Investors hold cash in their investment accounts from time to time, often without giving much thought to what happens with their money. What investors may not realize is that, in Canada, investment dealers are generally permitted to use uninvested client cash – commonly referred to as “free credit balances” – for their own business purposes, subject to regulatory limits. Mutual fund dealers, by contrast, are required to keep client cash fully segregated from their own assets.
International approaches to client cash vary. In the UK, all dealers must fully segregate client cash. In the US, are allowed to use client cash within prescribed limits. US dealers also commonly offer “cash sweep programs” to sweep cash into interest-bearing accounts, often held at an affiliated bank.
In both jurisdictions, regulators have raised concerns about how firms manage client cash. In 2023, the UK regulator flagged concerns with firms’ cash management practices and directed them to improve disclosure, ensure fair treatment of clients, and comply with their Consumer Duty obligations. In 2025, the SEC in the US took action against two large dealers alleging that they failed to adequately disclose conflicts of interest in their cash sweep programs and that they unfairly benefited from using client cash while higher-yielding alternatives were available to their clients.By contrast, Canadian regulators have been largely silent on how current industry practices involving client cash align with the enhanced disclosure and conduct standards introduced under the Client Focused Reforms.[KM2]
What A Quick Scan Revealed
To better understand current practices in Canada, we reviewed publicly available information from the largest bank-owned investment dealers and found:
- Most pay little or no interest on client cash balances.
- All disclosed that they use, or may use, client cash for their own purposes.
- Some suggested they may pay interest to clients, but did not do so.
- In every case, disclosures failed to clearly explain that clients would receive little or no interest in exchange for the dealers using their cash.
- One firm, that does not pay interest, advertised it offered “competitive” interest rates which is potentially misleading to investors.

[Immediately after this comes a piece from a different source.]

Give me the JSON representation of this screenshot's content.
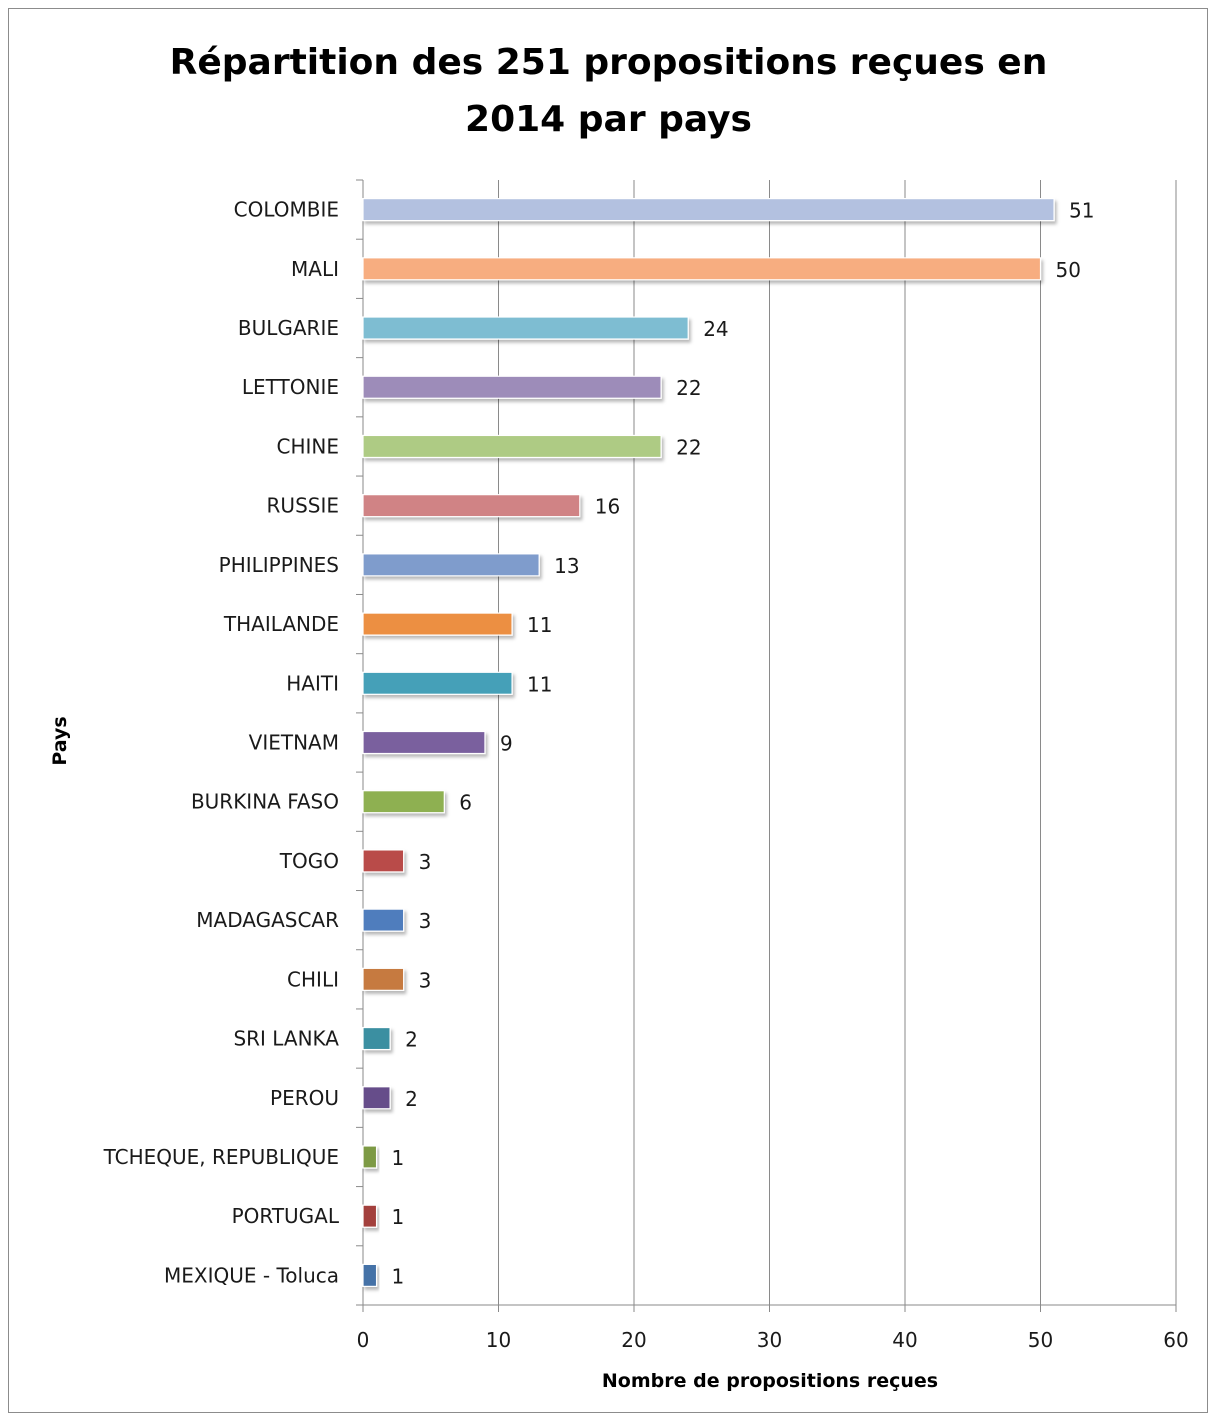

Practices Warranting Regulatory Attention
It is difficult to understand how such vague, incomplete and potentially misleading disclosures meet regulatory standards. However, our concerns go well beyond disclosure. In advisory accounts, we question if firms are meeting their suitability obligation where they pay no interest on cash balances when higher‑yield alternatives are readily available. Even more concerning, in fee‑based accounts clients may be paying advisory fees on their cash that their dealer is using for its own purposes. It is not evident how dealers are managing these conflicts in the client’s best interest or meeting their obligation to treat clients fairly, honestly and in good faith.
What Needs to Change
To be clear, we are not suggesting that all dealers must fully segregate client cash. However, this is an area where regulators need to do more to enforce existing rules. At a minimum, this should include:
- Excluding cash balances when calculating advisory fees in fee‑based accounts;
- Requiring clear, plain‑language disclosure explaining how client cash is used, how it benefits the clients, and what interest rate, if any, clients may receive;
- Assessing the suitability of cash in advisory accounts, particularly where better options exist for clients; and
- Reviewing dealer cash‑management practices to determine whether they are in the client’s best interest.
A regulatory review of dealers’ use of client cash should be more than just a routine compliance exercise. With the implementation of Client Focused Reforms, it should prompt regulators to reassess long-standing industry practices from the investor’s perspective and to clarify what it truly means to act in the client’s best interest.